La vente de faux pass sanitaires explose en Belgique

Avec l’obligation du pass sanitaire en Wallonie prévue ce 1er novembre, les réseaux sociaux voient se multiplier les offres pour vendre de faux Covid Safe Tickets.

Alors que les mesures autour du pass sanitaire se renforcent en Belgique, avec une généralisation du Covid Safe Tickets en Wallonie à partir du 1er novembre, comme à Bruxelles depuis ce 15 octobre, de nombreux antivaccins ont décidé de contourner les règles en se procurant de faux pass via les réseaux sociaux. L’obligation de devoir présenter la preuve de vaccination pour aller dans un bar, dans un restaurant ou pour aller voir un concert, a fait apparaître un marché noir similaire aux pays où le pass est déjà obligatoire.

« Besoin d’un certificat de vaccination Covid-19 sans vous faire vacciner ? Nous sommes la solution. Obtenez un certificat avec un code QR valide et vérifiable et déplacez-vous en toute liberté à travers l’Europe et partout dans le monde », peut-on lire dans de nombreuses publications sur les réseaux sociaux.

Snapchat regorge de comptes proposant de faux pass sanitaires.

Un phénomène mondial

Tous les pays où le certificat Covid est en place sont touchés par le phénomène. En moyenne, un faux certificat est vendu entre 100 € et 500 €. On trouve ainsi des marchés noirs de pass sanitaire aux États-Unis, en Ukraine, en Australie ou encore en Italie. En France, près de 36.000 pass sanitaires frauduleux circuleraient sur le territoire. La Belgique n’est évidemment pas épargnée.

« Il y en a beaucoup plus qu’on ne le croit », raconte un organisateur d’événement au journal Sudinfo. « Parfois, ce sont de faux CST (Covid Safe Ticket), parfois aussi les gens essaient de rentrer avec le QR Code d’un test périmé, ou avec la photocopie du QR Code d’un copain, etc. J’ai même déjà vu une personne essayer de rentrer dans une soirée avec le QR Code d’un test… qui était positif. »

Une faille du système exploitée

Édouard Bliek, directeur des opérations chez Stedy, un cabinet de conseils en sécurité informatique, détaille quelques techniques utilisées : « Il est presque impossible de générer un QR Code valable, puisqu’il faut détenir la clé privée de la sécurité sociale, ce qui est très compliqué à moins d’être un génie de l’informatique. Cela passe donc généralement par la revente de son propre QR Code ou bien de certains copiés à partir de photos de pass sanitaires qui ont été montrés à la télé ou sur les sites internet qui parlaient du sujet. »

Ce type de fraude est permis par une des failles de ces QR Code : la vérification. « Au moment où vous entrez dans un bar, vous présentez votre QR Code, mais personne ne contrôle votre identité puisque cette partie est réservée aux dépositaires de l’autorité publique.
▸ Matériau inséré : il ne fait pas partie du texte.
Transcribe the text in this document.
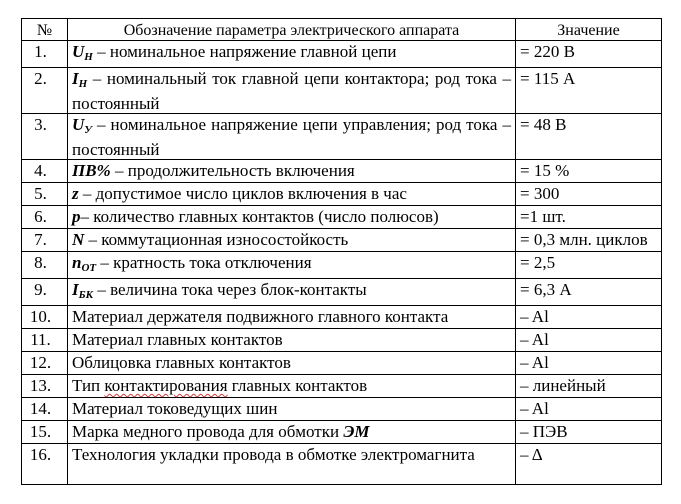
№	Обозначение параметра электрического аппарата	Значение
1.	$U_Н$ – номинальное напряжение главной цепи	= 220 В
2.	$I_Н$ – номинальный ток главной цепи контактора; род тока – постоянный	= 115 А
3.	$U_У$ – номинальное напряжение цепи управления; род тока – постоянный	= 48 В
4.	ПВ% – продолжительность включения	= 15 %
5.	z – допустимое число циклов включения в час	= 300
6.	p– количество главных контактов (число полюсов)	=1 шт.
7.	N – коммутационная износостойкость	= 0,3 млн. циклов
8.	$n_{ОТ}$ – кратность тока отключения	= 2,5
9.	$I_{БК}$ – величина тока через блок-контакты	= 6,3 А
10.	Материал держателя подвижного главного контакта	– Al
11.	Материал главных контактов	– Al
12.	Облицовка главных контактов	– Al
13.	Тип контактирования главных контактов	– линейный
14.	Материал токоведущих шин	– Al
15.	Марка медного провода для обмотки ЭМ	– ПЭВ
16.	Технология укладки провода в обмотке электромагнита	– Δ
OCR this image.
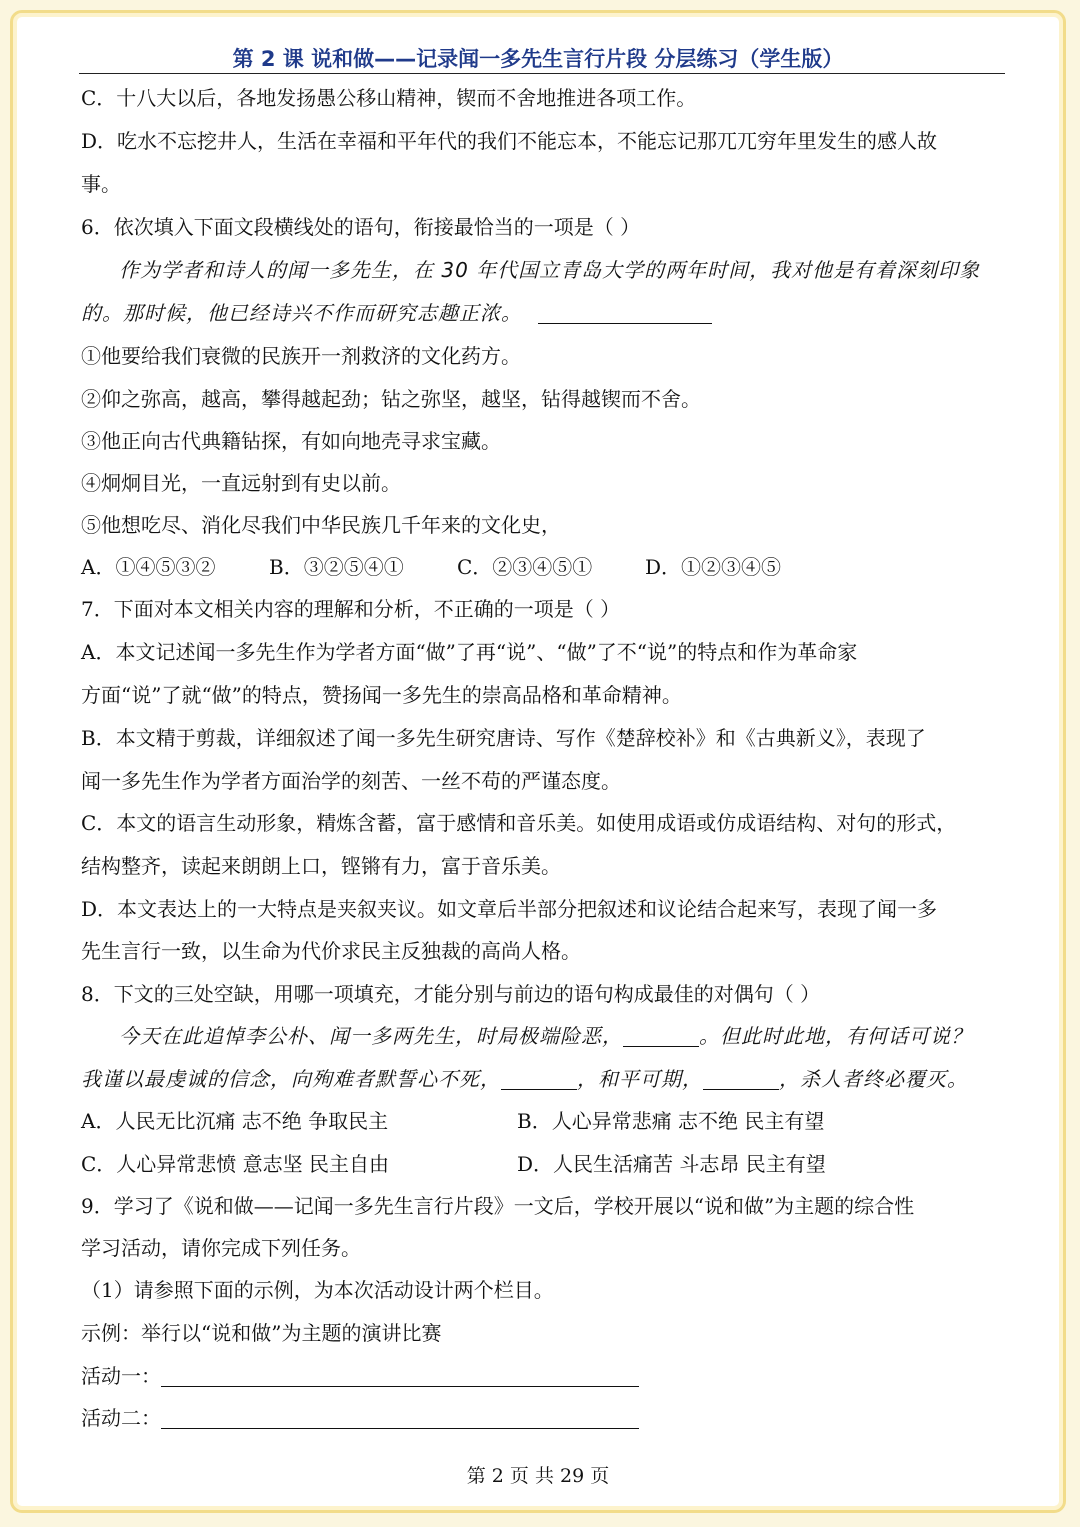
第 2 课 说和做——记录闻一多先生言行片段 分层练习（学生版）
C．十八大以后，各地发扬愚公移山精神，锲而不舍地推进各项工作。
D．吃水不忘挖井人，生活在幸福和平年代的我们不能忘本，不能忘记那兀兀穷年里发生的感人故
事。
6．依次填入下面文段横线处的语句，衔接最恰当的一项是（ ）
作为学者和诗人的闻一多先生，在 30 年代国立青岛大学的两年时间，我对他是有着深刻印象
的。那时候，他已经诗兴不作而研究志趣正浓。
①他要给我们衰微的民族开一剂救济的文化药方。
②仰之弥高，越高，攀得越起劲；钻之弥坚，越坚，钻得越锲而不舍。
③他正向古代典籍钻探，有如向地壳寻求宝藏。
④炯炯目光，一直远射到有史以前。
⑤他想吃尽、消化尽我们中华民族几千年来的文化史，
A．①④⑤③②	B．③②⑤④①	C．②③④⑤①	D．①②③④⑤
7．下面对本文相关内容的理解和分析，不正确的一项是（ ）
A．本文记述闻一多先生作为学者方面“做”了再“说”、“做”了不“说”的特点和作为革命家
方面“说”了就“做”的特点，赞扬闻一多先生的崇高品格和革命精神。
B．本文精于剪裁，详细叙述了闻一多先生研究唐诗、写作《楚辞校补》和《古典新义》，表现了
闻一多先生作为学者方面治学的刻苦、一丝不苟的严谨态度。
C．本文的语言生动形象，精炼含蓄，富于感情和音乐美。如使用成语或仿成语结构、对句的形式，
结构整齐，读起来朗朗上口，铿锵有力，富于音乐美。
D．本文表达上的一大特点是夹叙夹议。如文章后半部分把叙述和议论结合起来写，表现了闻一多
先生言行一致，以生命为代价求民主反独裁的高尚人格。
8．下文的三处空缺，用哪一项填充，才能分别与前边的语句构成最佳的对偶句（ ）
今天在此追悼李公朴、闻一多两先生，时局极端险恶，	。但此时此地，有何话可说？
我谨以最虔诚的信念，向殉难者默誓心不死，	，和平可期，	，杀人者终必覆灭。
A．人民无比沉痛 志不绝 争取民主	B．人心异常悲痛 志不绝 民主有望
C．人心异常悲愤 意志坚 民主自由	D．人民生活痛苦 斗志昂 民主有望
9．学习了《说和做——记闻一多先生言行片段》一文后，学校开展以“说和做”为主题的综合性
学习活动，请你完成下列任务。
（1）请参照下面的示例，为本次活动设计两个栏目。
示例：举行以“说和做”为主题的演讲比赛
活动一：
活动二：
第 2 页 共 29 页
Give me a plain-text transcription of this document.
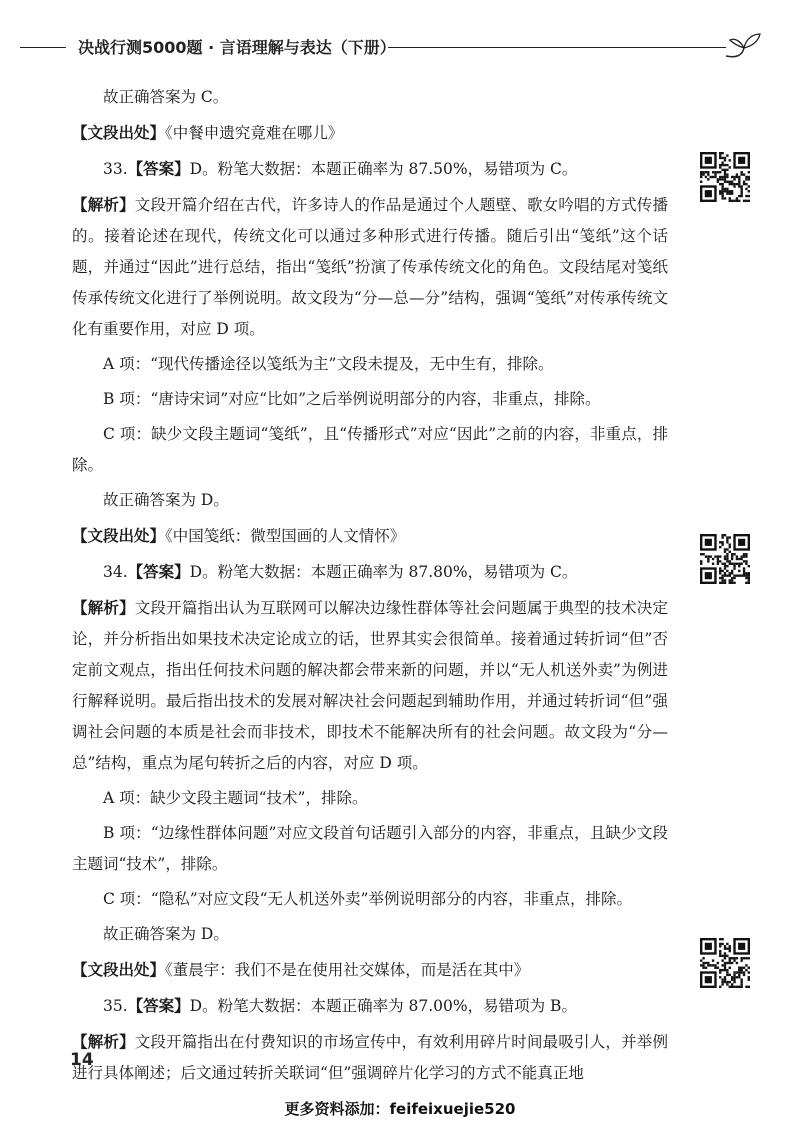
决战行测5000题 · 言语理解与表达（下册）

故正确答案为 C。

【文段出处】《中餐申遗究竟难在哪儿》

33.【答案】D。粉笔大数据：本题正确率为 87.50%，易错项为 C。

【解析】文段开篇介绍在古代，许多诗人的作品是通过个人题壁、歌女吟唱的方式传播的。接着论述在现代，传统文化可以通过多种形式进行传播。随后引出“笺纸”这个话题，并通过“因此”进行总结，指出“笺纸”扮演了传承传统文化的角色。文段结尾对笺纸传承传统文化进行了举例说明。故文段为“分—总—分”结构，强调“笺纸”对传承传统文化有重要作用，对应 D 项。

A 项：“现代传播途径以笺纸为主”文段未提及，无中生有，排除。

B 项：“唐诗宋词”对应“比如”之后举例说明部分的内容，非重点，排除。

C 项：缺少文段主题词“笺纸”，且“传播形式”对应“因此”之前的内容，非重点，排除。

故正确答案为 D。

【文段出处】《中国笺纸：微型国画的人文情怀》

34.【答案】D。粉笔大数据：本题正确率为 87.80%，易错项为 C。

【解析】文段开篇指出认为互联网可以解决边缘性群体等社会问题属于典型的技术决定论，并分析指出如果技术决定论成立的话，世界其实会很简单。接着通过转折词“但”否定前文观点，指出任何技术问题的解决都会带来新的问题，并以“无人机送外卖”为例进行解释说明。最后指出技术的发展对解决社会问题起到辅助作用，并通过转折词“但”强调社会问题的本质是社会而非技术，即技术不能解决所有的社会问题。故文段为“分—总”结构，重点为尾句转折之后的内容，对应 D 项。

A 项：缺少文段主题词“技术”，排除。

B 项：“边缘性群体问题”对应文段首句话题引入部分的内容，非重点，且缺少文段主题词“技术”，排除。

C 项：“隐私”对应文段“无人机送外卖”举例说明部分的内容，非重点，排除。

故正确答案为 D。

【文段出处】《董晨宇：我们不是在使用社交媒体，而是活在其中》

35.【答案】D。粉笔大数据：本题正确率为 87.00%，易错项为 B。

【解析】文段开篇指出在付费知识的市场宣传中，有效利用碎片时间最吸引人，并举例进行具体阐述；后文通过转折关联词“但”强调碎片化学习的方式不能真正地

14
更多资料添加：feifeixuejie520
Donc quand vous le présenter on ne sait pas si c’est vraiment vous. Alors de nombreux jeunes vaccinés se repassent leur code entre eux, par le biais d’une simple capture d’écran », explique Édouard Bliek.

En cas d’interpellation, une personne en possession d’un faux pass sanitaire s’expose à d’importantes poursuites pour faux et usage de faux. Les fraudeurs et les revendeurs risquent jusqu’à cinq ans de prison et s’exposent à une amende de 2.000 €. Les médecins fournissant de faux pass risquent quant à eux de se voir radier de l’Ordre des médecins.